6. Il est absolument nécessaire ensuite de reconnaître la fonction économique et redistributive des collectivités territoriales et de leurs établissements. Il ne faut pas oublier que ces dernières années, la part des collectivités territoriales dans le PIB est passée de 8 % à 11 %. Celles-ci ont donc une capacité d'entraînement notamment en matière de transport, de logement, ou encore de maîtrise de l'énergie.

7. La libre administration des collectivités territoriales suppose également qu'une partie des ressources de celles-ci repose sur le respect du principe de l'autonomie fiscale. L'abandon de ce principe constituerait une rupture car, historiquement, toutes nos collectivités territoriales, depuis le Moyen Age, se sont constituées à partir de l'affirmation d'une liberté fiscale locale.

La justice fiscale commande en outre, et en priorité, la révision des valeurs cadastrales qui doit se faire à un niveau cohérent (celui qui est le plus souvent mentionné étant le territoire intercommunal).

La taxe d'habitation devrait également avoir une assiette incluant les revenus et retrouver une progressivité tenant compte de la capacité contributive des intéressés.

8. La région doit, pour sa part, retrouver une autonomie fiscale.

En tant qu'autorité organisatrice des transports, il serait logique qu'elle puisse percevoir une part du versement transport, le montant total de celui-ci étant encadré. Dans ce même souci d'autonomie fiscale, la région pourrait percevoir une part de la TVA, sous réserve d'euro-compatibilité de la mesure.

9. Le département doit, quant à lui, être en charge d'une mission de solidarité sociale, mais le financement des allocations de solidarité individuelle définies par la loi doit bien relever de l'impôt national (avec, cependant, un « ticket modérateur » à la charge du département).

10. La crise politique et la crise fiscale étant liées, il est ensuite proposé, tout en respectant le principe de la capacité contributive des personnes, de limiter au maximum les exonérations fiscales.

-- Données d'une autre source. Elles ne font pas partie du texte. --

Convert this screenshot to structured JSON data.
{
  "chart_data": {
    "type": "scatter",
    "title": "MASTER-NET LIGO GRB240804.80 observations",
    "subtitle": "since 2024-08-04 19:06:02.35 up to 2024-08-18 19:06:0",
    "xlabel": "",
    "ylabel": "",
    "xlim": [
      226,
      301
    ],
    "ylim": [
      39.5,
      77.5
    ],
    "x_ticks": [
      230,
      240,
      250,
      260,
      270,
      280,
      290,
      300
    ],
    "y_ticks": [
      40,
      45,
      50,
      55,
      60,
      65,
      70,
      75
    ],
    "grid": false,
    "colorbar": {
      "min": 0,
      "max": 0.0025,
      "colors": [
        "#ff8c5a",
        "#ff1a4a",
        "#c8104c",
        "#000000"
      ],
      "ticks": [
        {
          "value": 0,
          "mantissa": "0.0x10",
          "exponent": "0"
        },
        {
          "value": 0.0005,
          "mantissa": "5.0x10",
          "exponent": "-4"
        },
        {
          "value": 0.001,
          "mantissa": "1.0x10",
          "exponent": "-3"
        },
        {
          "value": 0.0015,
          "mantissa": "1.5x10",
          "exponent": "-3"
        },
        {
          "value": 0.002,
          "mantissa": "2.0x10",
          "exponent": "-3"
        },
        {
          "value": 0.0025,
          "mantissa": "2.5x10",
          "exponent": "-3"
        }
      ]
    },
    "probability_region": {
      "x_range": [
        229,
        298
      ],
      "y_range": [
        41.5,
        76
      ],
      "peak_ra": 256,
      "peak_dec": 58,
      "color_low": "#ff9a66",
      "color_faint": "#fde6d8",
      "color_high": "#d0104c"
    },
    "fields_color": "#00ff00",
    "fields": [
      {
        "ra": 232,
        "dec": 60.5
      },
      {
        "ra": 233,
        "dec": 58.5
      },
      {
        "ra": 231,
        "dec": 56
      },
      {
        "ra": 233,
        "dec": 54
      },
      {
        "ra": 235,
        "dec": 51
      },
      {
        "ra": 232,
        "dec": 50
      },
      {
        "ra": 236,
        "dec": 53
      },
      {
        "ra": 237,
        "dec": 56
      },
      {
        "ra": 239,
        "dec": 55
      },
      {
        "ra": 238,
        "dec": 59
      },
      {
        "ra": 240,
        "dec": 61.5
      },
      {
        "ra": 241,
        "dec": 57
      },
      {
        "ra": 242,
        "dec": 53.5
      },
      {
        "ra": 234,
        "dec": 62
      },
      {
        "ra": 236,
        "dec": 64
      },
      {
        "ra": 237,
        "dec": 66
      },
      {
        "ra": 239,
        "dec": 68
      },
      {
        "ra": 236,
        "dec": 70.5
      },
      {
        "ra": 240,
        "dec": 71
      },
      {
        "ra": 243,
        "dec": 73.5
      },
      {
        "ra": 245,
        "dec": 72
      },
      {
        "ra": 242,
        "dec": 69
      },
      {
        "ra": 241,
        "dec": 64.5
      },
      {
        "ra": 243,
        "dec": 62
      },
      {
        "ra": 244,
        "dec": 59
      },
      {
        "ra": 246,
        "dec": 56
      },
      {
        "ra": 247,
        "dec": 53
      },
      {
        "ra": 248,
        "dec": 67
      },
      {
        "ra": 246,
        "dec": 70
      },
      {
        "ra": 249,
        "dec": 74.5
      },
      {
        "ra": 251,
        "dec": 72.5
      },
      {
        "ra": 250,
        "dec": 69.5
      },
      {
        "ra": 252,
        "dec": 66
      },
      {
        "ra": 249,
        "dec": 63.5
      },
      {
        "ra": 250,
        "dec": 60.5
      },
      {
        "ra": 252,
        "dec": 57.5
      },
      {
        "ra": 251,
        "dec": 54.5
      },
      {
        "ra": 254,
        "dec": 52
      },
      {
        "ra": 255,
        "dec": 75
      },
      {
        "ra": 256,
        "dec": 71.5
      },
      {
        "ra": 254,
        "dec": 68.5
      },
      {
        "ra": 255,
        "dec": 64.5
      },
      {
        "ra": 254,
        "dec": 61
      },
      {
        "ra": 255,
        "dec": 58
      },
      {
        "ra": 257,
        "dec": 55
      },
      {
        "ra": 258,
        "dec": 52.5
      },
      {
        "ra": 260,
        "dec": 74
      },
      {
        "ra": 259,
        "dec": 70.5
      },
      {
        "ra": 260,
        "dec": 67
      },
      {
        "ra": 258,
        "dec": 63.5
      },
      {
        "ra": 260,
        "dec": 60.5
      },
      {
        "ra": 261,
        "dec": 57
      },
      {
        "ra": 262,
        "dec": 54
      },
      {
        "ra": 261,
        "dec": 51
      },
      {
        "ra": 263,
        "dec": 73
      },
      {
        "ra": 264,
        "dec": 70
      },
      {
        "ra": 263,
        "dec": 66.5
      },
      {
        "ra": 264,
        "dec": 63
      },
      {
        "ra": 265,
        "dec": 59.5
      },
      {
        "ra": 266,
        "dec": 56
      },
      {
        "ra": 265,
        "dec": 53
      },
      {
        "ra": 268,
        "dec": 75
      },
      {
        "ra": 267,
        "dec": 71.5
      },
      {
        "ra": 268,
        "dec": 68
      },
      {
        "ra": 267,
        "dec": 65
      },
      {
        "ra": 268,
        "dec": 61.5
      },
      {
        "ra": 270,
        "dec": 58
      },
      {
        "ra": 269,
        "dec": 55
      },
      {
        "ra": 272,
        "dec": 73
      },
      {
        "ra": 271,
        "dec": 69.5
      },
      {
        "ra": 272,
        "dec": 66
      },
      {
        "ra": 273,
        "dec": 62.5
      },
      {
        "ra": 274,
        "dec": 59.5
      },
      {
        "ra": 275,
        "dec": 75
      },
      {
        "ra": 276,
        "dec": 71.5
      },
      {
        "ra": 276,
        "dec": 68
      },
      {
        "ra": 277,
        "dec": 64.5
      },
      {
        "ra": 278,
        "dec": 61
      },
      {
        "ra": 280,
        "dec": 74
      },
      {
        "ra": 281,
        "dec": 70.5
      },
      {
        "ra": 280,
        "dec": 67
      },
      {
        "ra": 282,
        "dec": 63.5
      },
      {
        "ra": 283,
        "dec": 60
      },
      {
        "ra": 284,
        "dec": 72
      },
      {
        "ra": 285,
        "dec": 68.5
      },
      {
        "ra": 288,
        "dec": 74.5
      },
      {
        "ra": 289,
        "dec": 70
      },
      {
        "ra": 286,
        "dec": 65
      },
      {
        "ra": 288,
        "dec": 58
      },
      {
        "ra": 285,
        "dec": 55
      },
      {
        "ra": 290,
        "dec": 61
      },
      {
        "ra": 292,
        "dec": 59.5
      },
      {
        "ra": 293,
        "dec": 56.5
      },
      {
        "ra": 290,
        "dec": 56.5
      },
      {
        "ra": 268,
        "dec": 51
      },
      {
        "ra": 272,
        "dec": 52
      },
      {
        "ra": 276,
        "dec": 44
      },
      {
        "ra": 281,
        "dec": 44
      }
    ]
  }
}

Le divorce citoyen-contribuable fait en effet courir des dangers à notre société et à la démocratie. Je suis d'ailleurs très inquiet de l'évolution de la citoyenneté, notamment de la progression de l'abstentionnisme en France. C'est pourquoi je suis d'avis que toutes les personnes s'acquittent, même symboliquement, d'un impôt.

11. Nous devons créer de véritables dispositifs de péréquation.